Catherine Murphy is one of a handful of artists who changed observational painting between the 1960s and ’80s, when painting’s dominance was being contested. Murphy, along with Lois Dodd, Sylvia Plimack Mangold, and others, learned from abstraction and found a way to expand the parameters of observational painting, overturn assumptions regarding the relationship of two- to three-dimensionality, build upon predecessors’ innovations in composition, and pursue preoccupations with unlikely subject matter.
Famous for painting at a slow pace, a Murphy exhibition is an event. Her commitment to Heraclitean observation means that you cannot step in the same river twice — she does not work in series, and her drawings and paintings form two discrete bodies of work within her oeuvre.
The nine oil paintings and eight graphite drawings that comprise Catherine Murphy: Recent Work at Peter Freeman, Inc. are all in different sizes, reflecting the range of her practice. This detail is most apparent in four drawings (all 2024) depicting the back of a woman’s head, in most cases wrapped in a kerchief.
Despite the similarity of the subject, each piece is a distinct size and shape based on the composition. Likewise, each scarf is patterned differently, as indicated by the titles — “Plaid,” “Ships,” “Leopard Skin,” and “Scalloped” — and every subject wears it in a unique way. The longer we look at the drawings, the more dissimilar they appear, and, more importantly, the more personalized the relationship between the wearer and the scarf becomes, even though we never see anyone’s face.
These drawings are not about fashion. The kerchiefs’ apparently inexpensive materials and familiar patterns and images suggest a desire for working- and middle-class people to express their individuality. This is the quietly radical current running through Murphy’s work: She has neither forgotten her working-class background nor made her personal experience the subject of her art. Her celebration of the beauty of the everyday is another quality her art shares with that of Dodd and Plimack Mangold. (An exhibition of their work, as well as the legions of artists they have influenced, is long overdue.)
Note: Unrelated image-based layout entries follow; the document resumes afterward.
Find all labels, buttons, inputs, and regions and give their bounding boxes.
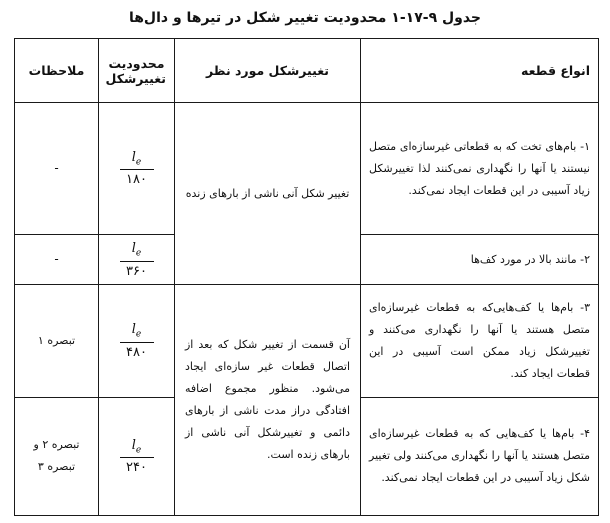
- limit-denominator: ۱۸۰: [126, 172, 147, 188]
- limit-numerator: $l_e$: [131, 322, 142, 340]
- header-limit: محدودیت تغییرشکل: [99, 39, 175, 103]
- limit-numerator: $l_e$: [131, 241, 142, 259]
- deflection-instant-live: تغییر شکل آنی ناشی از بارهای زنده: [175, 103, 361, 285]
- table-title: جدول ۹-۱۷-۱ محدودیت تغییر شکل در تیرها و دال‌ها: [128, 10, 482, 26]
- limit-cell-1: [99, 103, 175, 235]
- limit-denominator: ۴۸۰: [126, 344, 147, 360]
- deflection-limits-table: [14, 38, 599, 516]
- limit-denominator: ۲۴۰: [126, 460, 147, 476]
- limit-numerator: $l_e$: [131, 149, 142, 168]
- table-row: [15, 103, 599, 235]
- header-deflection: تغییرشکل مورد نظر: [175, 39, 361, 103]
- limit-fraction-1: [120, 151, 154, 187]
- member-type-4: ۴- بام‌ها یا کف‌هایی که به قطعات غیرسازه‌ای متصل هستند یا آنها را نگهداری می‌کنند ولی تغییر شکل زیاد آسیبی در این قطعات ایجاد نمی‌کند.: [361, 397, 599, 515]
- limit-fraction-3: [120, 323, 154, 359]
- notes-4: تبصره ۲ و تبصره ۳: [15, 397, 99, 515]
- limit-numerator: $l_e$: [131, 437, 142, 456]
- table-row: [15, 285, 599, 397]
- limit-cell-3: [99, 285, 175, 397]
- member-type-2: ۲- مانند بالا در مورد کف‌ها: [361, 235, 599, 285]
- limit-cell-2: [99, 235, 175, 285]
- member-type-3: ۳- بام‌ها یا کف‌هایی‌که به قطعات غیرسازه‌ای متصل هستند یا آنها را نگهداری می‌کنند و تغییرشکل زیاد ممکن است آسیبی در این قطعات ایجاد کند.: [361, 285, 599, 397]
- header-row: [15, 39, 599, 103]
- limit-fraction-4: [120, 439, 154, 475]
- notes-1: -: [15, 103, 99, 235]
- deflection-after-attachment: آن قسمت از تغییر شکل که بعد از اتصال قطعات غیر سازه‌ای ایجاد می‌شود. منظور مجموع اضافه افتادگی دراز مدت ناشی از بارهای دائمی و تغییرشکل آنی ناشی از بارهای زنده است.: [175, 285, 361, 516]
- notes-3: تبصره ۱: [15, 285, 99, 397]
- limit-denominator: ۳۶۰: [126, 263, 147, 279]
- header-types: انواع قطعه: [361, 39, 599, 103]
- notes-2: -: [15, 235, 99, 285]
- member-type-1: ۱- بام‌های تخت که به قطعاتی غیرسازه‌ای متصل نیستند یا آنها را نگهداری نمی‌کنند لذا تغییرشکل زیاد آسیبی در این قطعات ایجاد نمی‌کند.: [361, 103, 599, 235]
- limit-fraction-2: [120, 242, 154, 278]
- header-notes: ملاحظات: [15, 39, 99, 103]
- limit-cell-4: [99, 397, 175, 515]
“No ideas but things,” the poet William Carlos Williams famously said, emphasizing the importance of the concrete over theory. Murphy always places the viewer in a specific physical and visual relationship to the scene. In “Under the Table” (2022), we are looking up at the underside of a round red table, where four people sit with white linen napkins on their laps. Her ability to convey various textures transports the painting into a realm where the tactile and the optical have become inseparable.
In “Under the Table,” the point of view seems to be that of a small toddler standing right next to the table. None of the adults are paying attention to the viewer, who is not quite a voyeur — a voyeur does not wish to be discovered. Set against the room’s red walls, the view slowly reveals itself. Murphy makes us look and look again without explaining what we are seeing, and implicates us in the scene; this is her genius. Her formal mastery is devoted to making the ordinary inexplicable, causing us to look inward and reflect upon what we are seeing.
She is particularly attuned to how seeing is haunted by an awareness of mortality. In “Bed Clothes” (2023), a red shirt, patterned skirt, and yellow socks are casually laid out on a bed, as if they had been arranged in the form of an absent body. Absence is also felt in “Double Bed” (2022), identically sized pendant paintings separated by two inches, depicting two pillows piled on a bed, each indented where a head once lay. The work brought to mind the last line of John Berryman’s poem “Dream Song 1”: “and empty grows every bed.”
“Harry’s Office” (2023) is a cropped, close-up view of shelves crammed with papers and packages. The office belongs to Murphy’s husband, Harry Roseman. We appear to be bent over or seated at the desk looking for something. As calm, straightforward, detailed, and tender as the painting is, it is underscored by an unknown sense of urgency. The palette of yellows, browns, beiges, and tans, accented with green and red, may reflect the actual office, but it evokes late afternoon, time passing, and the disordered remnants and records inevitably left behind.
“Still Living” (2024) brings the viewer face to face with a gaping gash in a tree trunk. Murphy’s meticulous attention to small, discrete sections of the tree goes against generalization and painterly shorthand, and causes our attention to refocus constantly — from looking at the multi-sectioned, blocky bark, we might zero in on the striated interior. From the leaves of the trees to the blasted trunk, she moves section to section, and hue to hue. The accumulation of details, and the taut balance she maintains between each leaf and the entire view, is astonishing, majestic, and unsettling. As the painting’s title tells us, we are looking into an exposed wound of a “still living” organism. Like the other works we encounter in this deeply absorbing exhibition, we may still be alive, but the irrefutable evidence of our absence is everywhere.
Catherine Murphy: Recent Work continues at Peter Freeman, Inc. (140 Grand Street, Lower East Side, Manhattan) through April 19. The exhibition was organized by the gallery.